Forbes: The Economics Of Knowledge: How Much Is Expertise Worth Today?

February 28, 2021

The dot-com explosion of the late '90s and early aughts drastically altered the economics of knowledge. Read on how to learn how knowledge continues to evolve.

The article was originally posted on Forbes.

Prior to the internet, the vast majority of information was accessible only through education, mentorship and written literature. Today, however, the idea of picking up an encyclopedia is laughable; the vast majority of information on almost any topic is easily searchable, fully codified and available through numerous sources. This accessibility has altered the value of data and information, making it cheap or oftentimes even free.

As the volume of accessible information increases, the value of it decreases. In tandem with this value shift, however, the price of nonindexed, private, nonsearchable information has skyrocketed. For the sake of clarity, I will differentiate this type of data from “information” (raw information available online) by referring to it as “expert knowledge.” Expert knowledge is the tiny sliver of high-quality experience, proprietary information and niche knowledge that is not indexed on Google, Quora, Wikipedia or even in books. It’s the kind of knowledge on any given topic that only a few experts — or even just one or two — in the world possess, and this is what makes it so valuable.

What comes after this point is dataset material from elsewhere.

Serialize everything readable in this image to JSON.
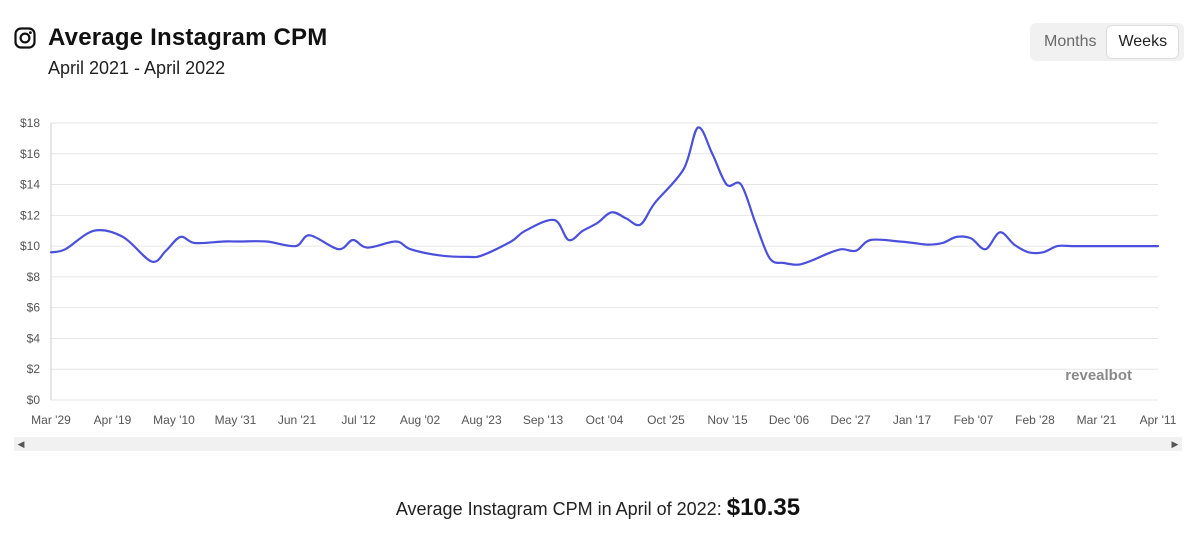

An Inverse Relationship: Information Volume Versus Knowledge Value

The microeconomic law of supply and demand states that price determination in a market is a function of the availability of a product versus the demand for said product. While demand for information has grown over the past two decades, supply of information has outpaced demand. To illustrate this, try to remember the last time you made it to the third page of Google search results. Accordingly, the value of this information has gone down. For instance, the cost per gigabyte of data stored on a hard drive dropped from over $100,000 in 1980 to significantly less than 1 cent today.

The market is skewed toward granting access to and analysis of this type of information. Search engines like Google, content platforms like Quora or Wikipedia, data processing and storage platforms like Hadoop, and business intelligence tools like Tableau all essentially analyze and repackage already codified information to make it even more accessible.

The industry for nonaccessible expert knowledge, however, is decidedly smaller.

A Google For Niche, Unwritten Knowledge

Just as Google created the first search engine for codified content, winning over the economy of information 20 years ago, there is now a new opportunity to create a search engine for noncodified content: the “Google” of expert knowledge. This type of knowledge exists currently only through conversations, dialogue, teaching and learning. It’s the type of information that is held by only a few experts who have no motivation to translate the knowledge into searchable formats, which means that locating these people is nearly impossible. After all, if their expertise is not indexed on the internet, locating and finding them in order to access their knowledge is extremely difficult.

In the recent book Flights by Olga Tokarczuk, the narrator muses about Wikipedia: “We should have some other collection of knowledge, then, to balance [Wikipedia] out — its inverse, its inner lining, everything we don’t know, all the things that can’t be captured in any index, can’t be handled by any search engine.”

Indeed, we do need an inverse to Wikipedia, to codified content. We need a collection of knowledge that could help someone who needs to learn about an emerging technology, like blockchain, or a highly specific field, such as the separation of vanadium from titanium in titano-magnetite ore in Peru.

Already, businesses (and in particular, startups) are hiring for knowledge and skill rather than experience or advanced degrees. While platforms like LinkedIn provide public access to skills and job history, they do not provide a codified view of knowledge. To determine that, companies have to sift through laborious searches and screening interviews until they finally gain access to the one person who holds a set of skills and knowledge.

The first company to create a search engine for finding the one person with a precise set of knowledge in the world will end up winning a new market, one that is currently incredibly valuable. Then, we will enter a new era in the economy of knowledge.